Глаза Коллинза загорелись, и он еще внимательнее всмотрелся в Майкла.

— Ты знаешь, что эта собака умеет делать? — осведомился он.

Тот покачал головой.

— Гарри был малый не промах, — продолжал Коллинз, казалось, обращаясь к ассистенту, но, в сущности, просто думая вслух. — Он считал эту собаку редкостной находкой. Но что она делает? Вот в чем вопрос. Бедняга Гарри скончался, и теперь мы ничего о ней не знаем. Сними с нее цепь.

Майкл выжидательно взглянул на главного бога: что-то будет дальше? В это мгновение пронзительно взвыл от боли один из медведей, как бы предупреждая Майкла о том, что его ждет.

— Чертовски породистый пес, — усмехнулся Коллинз. — Эй ты, надо бы двигаться поживее. Ладно, мы тебя научим. Вставай! Ложись! Вставай! Ложись! Вставай!

Команда его звучала резко, отрывисто, как револьверные выстрелы или удары бича; и Майкл повиновался, но все так же медленно и неохотно.

— По крайней мере хоть понимает, что ему говорят, — заметил Коллинз. — Уж не обучен ли этот пес двойному сальто-мортале, — предположительно добавил он; двойное сальто-мортале — заветная мечта всех дрессировщиков, работающих с собаками. — Сейчас испытаем! Надень на него цепь. А ты, Джимми, давай сюда сбруйку.

Второй юнец из колонии малолетних правонарушителей надел на Майкла сбруйку с прикрепленным к ней тонким поводком.

— Поставь его прямо, — командовал Коллинз. — Готово?

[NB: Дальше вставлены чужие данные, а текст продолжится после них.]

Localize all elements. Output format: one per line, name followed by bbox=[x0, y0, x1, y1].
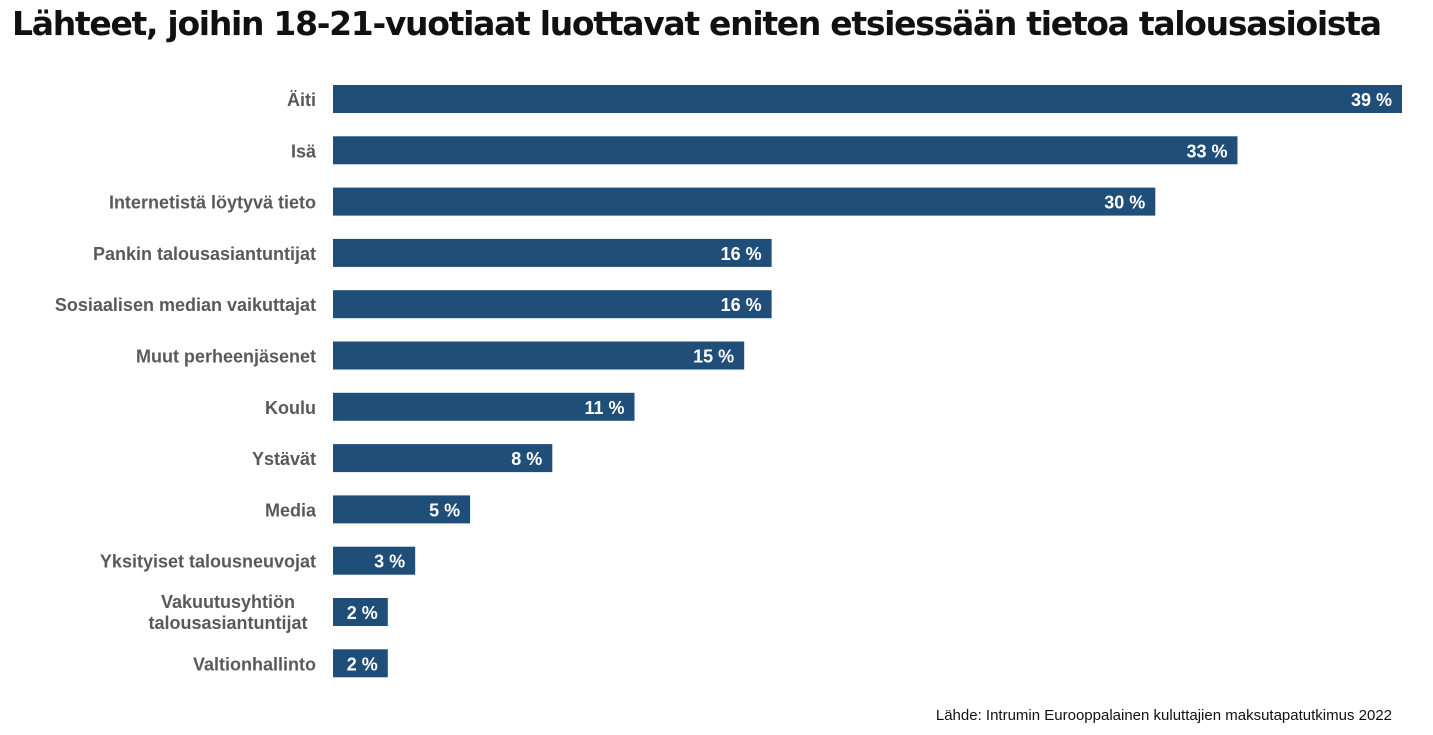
category-label: Pankin talousasiantuntijat bbox=[93, 244, 316, 264]
data-label: 2 % bbox=[347, 654, 378, 674]
data-label: 2 % bbox=[347, 603, 378, 623]
category-label: Valtionhallinto bbox=[193, 654, 316, 674]
data-label: 15 % bbox=[693, 347, 734, 367]
data-label: 16 % bbox=[721, 295, 762, 315]
data-label: 39 % bbox=[1351, 90, 1392, 110]
category-label: Internetistä löytyvä tieto bbox=[109, 193, 316, 213]
data-label: 30 % bbox=[1104, 193, 1145, 213]
bar bbox=[333, 598, 388, 626]
bar bbox=[333, 85, 1402, 113]
source-note: Lähde: Intrumin Eurooppalainen kuluttaji… bbox=[935, 707, 1392, 724]
bar bbox=[333, 238, 772, 267]
category-label: Isä bbox=[291, 141, 317, 161]
chart-title: Lähteet, joihin 18-21-vuotiaat luottavat… bbox=[12, 4, 1382, 43]
category-label: Koulu bbox=[265, 398, 316, 418]
data-label: 5 % bbox=[429, 500, 460, 520]
bar bbox=[333, 341, 745, 370]
bar bbox=[333, 649, 388, 678]
bar bbox=[333, 546, 416, 575]
data-label: 8 % bbox=[511, 449, 542, 469]
category-label: Muut perheenjäsenet bbox=[136, 347, 316, 367]
bar bbox=[333, 444, 553, 473]
bar bbox=[333, 290, 772, 319]
category-label: Sosiaalisen median vaikuttajat bbox=[55, 295, 316, 315]
category-label: Media bbox=[265, 500, 317, 520]
data-label: 16 % bbox=[721, 244, 762, 264]
category-label: Ystävät bbox=[252, 449, 316, 469]
bar bbox=[333, 136, 1238, 165]
data-label: 3 % bbox=[374, 552, 405, 572]
category-label: Vakuutusyhtiön talousasiantuntijat bbox=[148, 592, 307, 633]
data-label: 33 % bbox=[1186, 141, 1227, 161]
category-label: Äiti bbox=[287, 90, 316, 110]
data-label: 11 % bbox=[584, 398, 624, 418]
bar bbox=[333, 495, 471, 524]
bar bbox=[333, 392, 635, 421]
bar bbox=[333, 187, 1156, 216]
category-label: Yksityiset talousneuvojat bbox=[100, 552, 316, 572]
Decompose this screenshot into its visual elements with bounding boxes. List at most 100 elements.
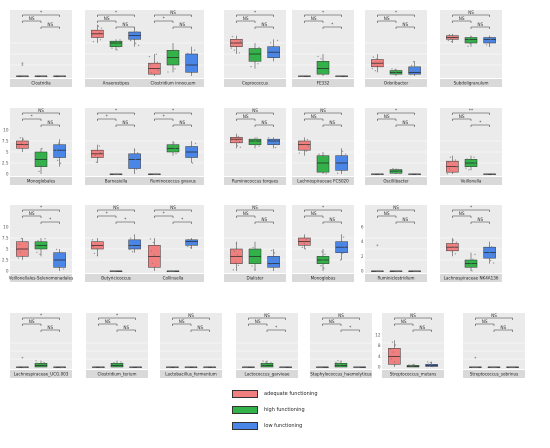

Начали!

И Майклу было нанесено тяжкое и жестокое оскорбление. При слове «начали» его одновременно дернули вверх и назад за цепь, идущую от ошейника, и вперед и вниз за поводок от сбруйки, при этом Коллинз хлыстом полоснул его под нижнюю челюсть. Будь Майкл хоть немного знаком с таким маневром, он избавил бы себя от лишней боли, подпрыгнув и перекувырнувшись в воздухе. Но сейчас ему казалось, что ему выворачивают члены, разрывают его на части, а удар под нижнюю челюсть окончательно ошеломил его. Насильственно перевернутый в воздухе, Майкл грохнулся затылком на арену.

Вскочил он весь в опилках, разъяренный, со вздыбившейся шерстью и непременно вцепился бы зубами в главного бога, если бы его не держали согласно всем хитроумным правилам дрессировки. Молодые люди знали свое дело. Один до отказа натянул поводок, другой — цепь, и Майклу осталось только рычать и щериться в бессильной ярости. Он ничего не мог сделать — ни прыгнуть, ни отступить, ни даже податься в сторону. Молодой человек, стоявший впереди, не давал ему броситься на того, кто стоял сзади, а тот, в свою очередь, удерживал его от нападения на стоявшего впереди, и оба вместе охраняли от него Коллинза — властителя этого мира зла и страданий.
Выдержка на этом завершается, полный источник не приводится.